Using thrombolysis, the author has improved the success rate in recanalizing occluded iliac arteries to almost 100%. The long-term patency is improved because stenting is limited to a short-segment atherosclerotic disease rather than a long-segment arterial thrombosis.
It is the author’s opinion that thrombolytic therapy enhances the ability to perform angioplasty and stenting of lesions that are usually considered to be difficult or not amenable to this method of therapy. The rate of success is related to location, age, and length of occlusions. Thrombolysis is quite successful in larger vessels, such as the aorta and iliac arteries. Chronic occlusions of the superficial femoral and popliteal arteries can also be frequently treated with lytic agents. Thrombolysis of chronic occlusions of the tibial arteries is not as successful as therapy in the larger arteries. This finding may be due to softer, less-organized areas of occlusions that are frequently present at the core of lesions in larger vessels.

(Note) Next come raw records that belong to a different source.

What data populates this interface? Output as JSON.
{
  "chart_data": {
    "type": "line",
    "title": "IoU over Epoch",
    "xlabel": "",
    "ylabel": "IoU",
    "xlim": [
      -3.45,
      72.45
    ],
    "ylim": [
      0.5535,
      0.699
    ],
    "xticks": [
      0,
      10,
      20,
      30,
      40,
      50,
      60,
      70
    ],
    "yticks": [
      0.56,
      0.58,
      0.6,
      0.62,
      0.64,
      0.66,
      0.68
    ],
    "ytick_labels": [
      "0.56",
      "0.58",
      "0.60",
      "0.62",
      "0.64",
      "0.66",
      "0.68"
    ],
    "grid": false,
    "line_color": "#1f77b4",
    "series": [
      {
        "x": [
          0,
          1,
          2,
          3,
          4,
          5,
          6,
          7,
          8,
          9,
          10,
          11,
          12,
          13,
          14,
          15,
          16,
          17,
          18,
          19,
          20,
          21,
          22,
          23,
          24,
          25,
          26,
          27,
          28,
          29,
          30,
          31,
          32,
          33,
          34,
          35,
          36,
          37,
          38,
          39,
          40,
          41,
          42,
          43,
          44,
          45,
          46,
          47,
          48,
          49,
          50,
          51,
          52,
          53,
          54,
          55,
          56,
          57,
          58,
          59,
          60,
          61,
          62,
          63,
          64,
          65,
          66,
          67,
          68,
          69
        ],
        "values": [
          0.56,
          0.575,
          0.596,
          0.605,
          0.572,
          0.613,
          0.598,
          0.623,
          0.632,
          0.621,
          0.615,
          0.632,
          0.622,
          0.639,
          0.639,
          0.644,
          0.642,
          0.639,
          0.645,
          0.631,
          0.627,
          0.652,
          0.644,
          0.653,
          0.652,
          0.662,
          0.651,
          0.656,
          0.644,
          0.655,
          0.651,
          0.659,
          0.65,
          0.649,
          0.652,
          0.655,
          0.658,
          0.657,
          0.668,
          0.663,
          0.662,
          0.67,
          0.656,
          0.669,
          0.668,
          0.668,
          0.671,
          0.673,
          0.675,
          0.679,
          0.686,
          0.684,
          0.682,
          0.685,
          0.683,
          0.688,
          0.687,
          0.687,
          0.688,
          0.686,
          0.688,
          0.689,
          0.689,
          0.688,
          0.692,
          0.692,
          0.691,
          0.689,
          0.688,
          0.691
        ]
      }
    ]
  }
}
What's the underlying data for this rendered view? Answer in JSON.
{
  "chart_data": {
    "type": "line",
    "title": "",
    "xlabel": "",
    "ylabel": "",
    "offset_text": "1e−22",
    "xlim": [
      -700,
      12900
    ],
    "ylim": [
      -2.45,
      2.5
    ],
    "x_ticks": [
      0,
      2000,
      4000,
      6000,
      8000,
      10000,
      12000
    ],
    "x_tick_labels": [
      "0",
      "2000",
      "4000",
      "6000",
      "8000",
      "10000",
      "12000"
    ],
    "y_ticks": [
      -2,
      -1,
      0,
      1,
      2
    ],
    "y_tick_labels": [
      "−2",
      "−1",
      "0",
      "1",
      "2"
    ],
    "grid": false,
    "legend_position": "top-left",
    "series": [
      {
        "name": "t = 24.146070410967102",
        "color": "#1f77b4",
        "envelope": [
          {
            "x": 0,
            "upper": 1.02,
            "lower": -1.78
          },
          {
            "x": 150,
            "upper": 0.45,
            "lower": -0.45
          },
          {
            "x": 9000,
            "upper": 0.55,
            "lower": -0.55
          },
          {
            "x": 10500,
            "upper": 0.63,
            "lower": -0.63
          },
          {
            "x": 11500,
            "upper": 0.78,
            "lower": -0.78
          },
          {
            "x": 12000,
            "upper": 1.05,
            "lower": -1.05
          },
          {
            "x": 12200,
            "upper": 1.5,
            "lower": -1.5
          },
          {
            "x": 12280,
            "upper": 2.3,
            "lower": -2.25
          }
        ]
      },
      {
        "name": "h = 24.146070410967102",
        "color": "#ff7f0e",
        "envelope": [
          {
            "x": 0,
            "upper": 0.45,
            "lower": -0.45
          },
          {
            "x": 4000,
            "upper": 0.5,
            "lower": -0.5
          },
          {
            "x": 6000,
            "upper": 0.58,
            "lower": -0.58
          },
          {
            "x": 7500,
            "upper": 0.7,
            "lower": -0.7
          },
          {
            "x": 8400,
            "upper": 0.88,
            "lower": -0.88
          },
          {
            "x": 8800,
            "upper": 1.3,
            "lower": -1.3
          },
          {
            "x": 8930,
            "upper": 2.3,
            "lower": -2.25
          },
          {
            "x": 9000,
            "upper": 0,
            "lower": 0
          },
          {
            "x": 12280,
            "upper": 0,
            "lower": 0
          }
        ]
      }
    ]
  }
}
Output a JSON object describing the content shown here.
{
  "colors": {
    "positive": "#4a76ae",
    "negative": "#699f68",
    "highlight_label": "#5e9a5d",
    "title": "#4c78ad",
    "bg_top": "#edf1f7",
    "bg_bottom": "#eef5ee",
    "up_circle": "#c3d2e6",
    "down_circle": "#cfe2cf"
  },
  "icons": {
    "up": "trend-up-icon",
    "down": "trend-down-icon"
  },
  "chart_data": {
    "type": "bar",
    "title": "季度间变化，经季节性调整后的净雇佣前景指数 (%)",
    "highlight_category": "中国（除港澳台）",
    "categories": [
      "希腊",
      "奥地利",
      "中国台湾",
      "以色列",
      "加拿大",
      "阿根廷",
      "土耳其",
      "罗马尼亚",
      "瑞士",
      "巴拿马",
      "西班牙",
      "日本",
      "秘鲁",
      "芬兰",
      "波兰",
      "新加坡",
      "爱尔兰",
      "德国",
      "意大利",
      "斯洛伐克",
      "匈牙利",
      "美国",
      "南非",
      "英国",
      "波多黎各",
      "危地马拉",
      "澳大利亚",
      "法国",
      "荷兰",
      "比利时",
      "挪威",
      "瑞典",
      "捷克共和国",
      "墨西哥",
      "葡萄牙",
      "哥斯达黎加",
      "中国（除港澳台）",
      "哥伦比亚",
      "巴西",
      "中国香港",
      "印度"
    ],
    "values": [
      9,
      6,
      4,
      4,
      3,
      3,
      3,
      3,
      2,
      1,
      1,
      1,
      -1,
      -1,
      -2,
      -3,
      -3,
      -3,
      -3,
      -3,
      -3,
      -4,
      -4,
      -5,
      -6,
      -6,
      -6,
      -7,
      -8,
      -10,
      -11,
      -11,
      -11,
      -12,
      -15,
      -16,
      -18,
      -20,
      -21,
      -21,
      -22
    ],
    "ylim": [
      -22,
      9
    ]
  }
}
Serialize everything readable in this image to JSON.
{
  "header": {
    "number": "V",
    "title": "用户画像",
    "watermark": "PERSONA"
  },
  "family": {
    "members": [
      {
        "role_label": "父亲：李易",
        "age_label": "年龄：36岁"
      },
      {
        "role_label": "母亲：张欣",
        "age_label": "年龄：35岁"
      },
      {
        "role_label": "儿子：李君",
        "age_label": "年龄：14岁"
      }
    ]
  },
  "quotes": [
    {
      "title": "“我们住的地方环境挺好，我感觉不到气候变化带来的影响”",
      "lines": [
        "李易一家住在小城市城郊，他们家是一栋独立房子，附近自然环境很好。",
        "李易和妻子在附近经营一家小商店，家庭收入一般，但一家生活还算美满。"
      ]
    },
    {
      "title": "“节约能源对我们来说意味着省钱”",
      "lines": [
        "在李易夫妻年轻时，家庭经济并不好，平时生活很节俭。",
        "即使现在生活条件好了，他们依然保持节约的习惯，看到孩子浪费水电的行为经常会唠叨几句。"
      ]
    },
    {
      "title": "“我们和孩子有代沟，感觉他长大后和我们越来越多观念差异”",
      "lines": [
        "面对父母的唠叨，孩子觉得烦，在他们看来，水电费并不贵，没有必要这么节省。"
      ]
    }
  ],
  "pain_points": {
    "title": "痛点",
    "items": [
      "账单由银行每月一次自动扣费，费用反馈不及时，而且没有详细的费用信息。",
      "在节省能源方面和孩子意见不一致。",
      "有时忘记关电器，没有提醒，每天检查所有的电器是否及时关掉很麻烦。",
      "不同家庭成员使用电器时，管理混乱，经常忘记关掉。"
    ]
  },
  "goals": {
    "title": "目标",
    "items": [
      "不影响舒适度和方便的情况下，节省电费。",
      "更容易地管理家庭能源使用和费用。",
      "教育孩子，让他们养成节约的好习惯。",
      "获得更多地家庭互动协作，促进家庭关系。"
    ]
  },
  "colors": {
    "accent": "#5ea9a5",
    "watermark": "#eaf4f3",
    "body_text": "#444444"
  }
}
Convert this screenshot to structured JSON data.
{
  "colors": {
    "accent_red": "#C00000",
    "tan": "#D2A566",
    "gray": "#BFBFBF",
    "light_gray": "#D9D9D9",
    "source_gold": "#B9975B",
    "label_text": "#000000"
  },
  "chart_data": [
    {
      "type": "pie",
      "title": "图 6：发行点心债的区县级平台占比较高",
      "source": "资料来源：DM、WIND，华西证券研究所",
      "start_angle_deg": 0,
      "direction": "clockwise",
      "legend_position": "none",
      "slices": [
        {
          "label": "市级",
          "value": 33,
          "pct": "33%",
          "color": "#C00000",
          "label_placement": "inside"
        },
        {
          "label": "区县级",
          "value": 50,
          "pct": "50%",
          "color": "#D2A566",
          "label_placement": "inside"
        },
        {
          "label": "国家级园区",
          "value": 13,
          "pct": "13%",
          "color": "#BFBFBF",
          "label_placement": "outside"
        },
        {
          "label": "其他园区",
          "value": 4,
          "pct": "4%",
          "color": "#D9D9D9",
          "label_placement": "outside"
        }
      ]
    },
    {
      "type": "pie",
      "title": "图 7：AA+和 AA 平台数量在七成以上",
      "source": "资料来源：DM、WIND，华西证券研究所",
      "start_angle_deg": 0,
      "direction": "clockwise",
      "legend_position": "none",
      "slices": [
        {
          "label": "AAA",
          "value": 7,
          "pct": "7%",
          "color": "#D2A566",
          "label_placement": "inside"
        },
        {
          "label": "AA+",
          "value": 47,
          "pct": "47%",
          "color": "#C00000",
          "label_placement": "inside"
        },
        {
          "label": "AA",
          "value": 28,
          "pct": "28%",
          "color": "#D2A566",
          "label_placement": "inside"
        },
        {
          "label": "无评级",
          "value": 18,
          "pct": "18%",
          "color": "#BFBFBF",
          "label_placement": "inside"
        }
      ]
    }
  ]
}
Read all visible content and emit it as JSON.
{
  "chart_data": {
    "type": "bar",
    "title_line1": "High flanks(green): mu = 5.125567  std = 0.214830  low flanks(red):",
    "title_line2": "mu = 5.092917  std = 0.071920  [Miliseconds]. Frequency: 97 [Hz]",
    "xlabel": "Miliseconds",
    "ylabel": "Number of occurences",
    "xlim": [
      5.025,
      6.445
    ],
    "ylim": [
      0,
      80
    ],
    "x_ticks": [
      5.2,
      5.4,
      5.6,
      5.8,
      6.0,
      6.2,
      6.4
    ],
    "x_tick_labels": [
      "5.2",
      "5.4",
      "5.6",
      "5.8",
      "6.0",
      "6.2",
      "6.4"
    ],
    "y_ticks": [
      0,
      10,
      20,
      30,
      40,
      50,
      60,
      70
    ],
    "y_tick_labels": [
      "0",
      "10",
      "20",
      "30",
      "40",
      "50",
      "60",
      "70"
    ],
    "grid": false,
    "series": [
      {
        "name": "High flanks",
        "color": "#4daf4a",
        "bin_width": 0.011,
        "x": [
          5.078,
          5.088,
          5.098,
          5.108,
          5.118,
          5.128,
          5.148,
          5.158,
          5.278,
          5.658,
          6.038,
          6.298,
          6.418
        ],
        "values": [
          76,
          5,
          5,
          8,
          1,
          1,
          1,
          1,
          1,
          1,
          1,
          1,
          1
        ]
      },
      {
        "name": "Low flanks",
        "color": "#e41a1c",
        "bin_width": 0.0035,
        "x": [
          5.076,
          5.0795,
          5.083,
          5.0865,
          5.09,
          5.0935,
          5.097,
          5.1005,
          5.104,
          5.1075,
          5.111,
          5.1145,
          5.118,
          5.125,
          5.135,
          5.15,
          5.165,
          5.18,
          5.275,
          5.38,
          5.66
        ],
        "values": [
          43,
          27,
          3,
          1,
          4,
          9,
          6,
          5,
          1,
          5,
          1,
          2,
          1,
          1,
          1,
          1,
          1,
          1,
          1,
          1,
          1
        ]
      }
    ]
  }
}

Bleeding complications of thrombolysis are mainly due to concomitant heparin therapy. Since initiating the use of lower doses of heparin to maintain the PTT between 45 and 60, the author has not observed any serious bleeding problems. Occurrence of local hematoma could be prevented by early recognition and timely exchange of the arterial sheath for a larger size. Development of a small local hematoma does not call for cessation of therapy, but rather for exchange of the sheath for a larger size to stop the bleeding at the puncture site.
Overall, lytic therapy offers a new dimension in percutaneous catheter treatment of arterial occlusive disease. This conclusion is particularly true in patients with limb salvage who have no effective alternative therapy.17 This method of treatment has also helped define the significant role of thrombosis in arterial occlusive disease.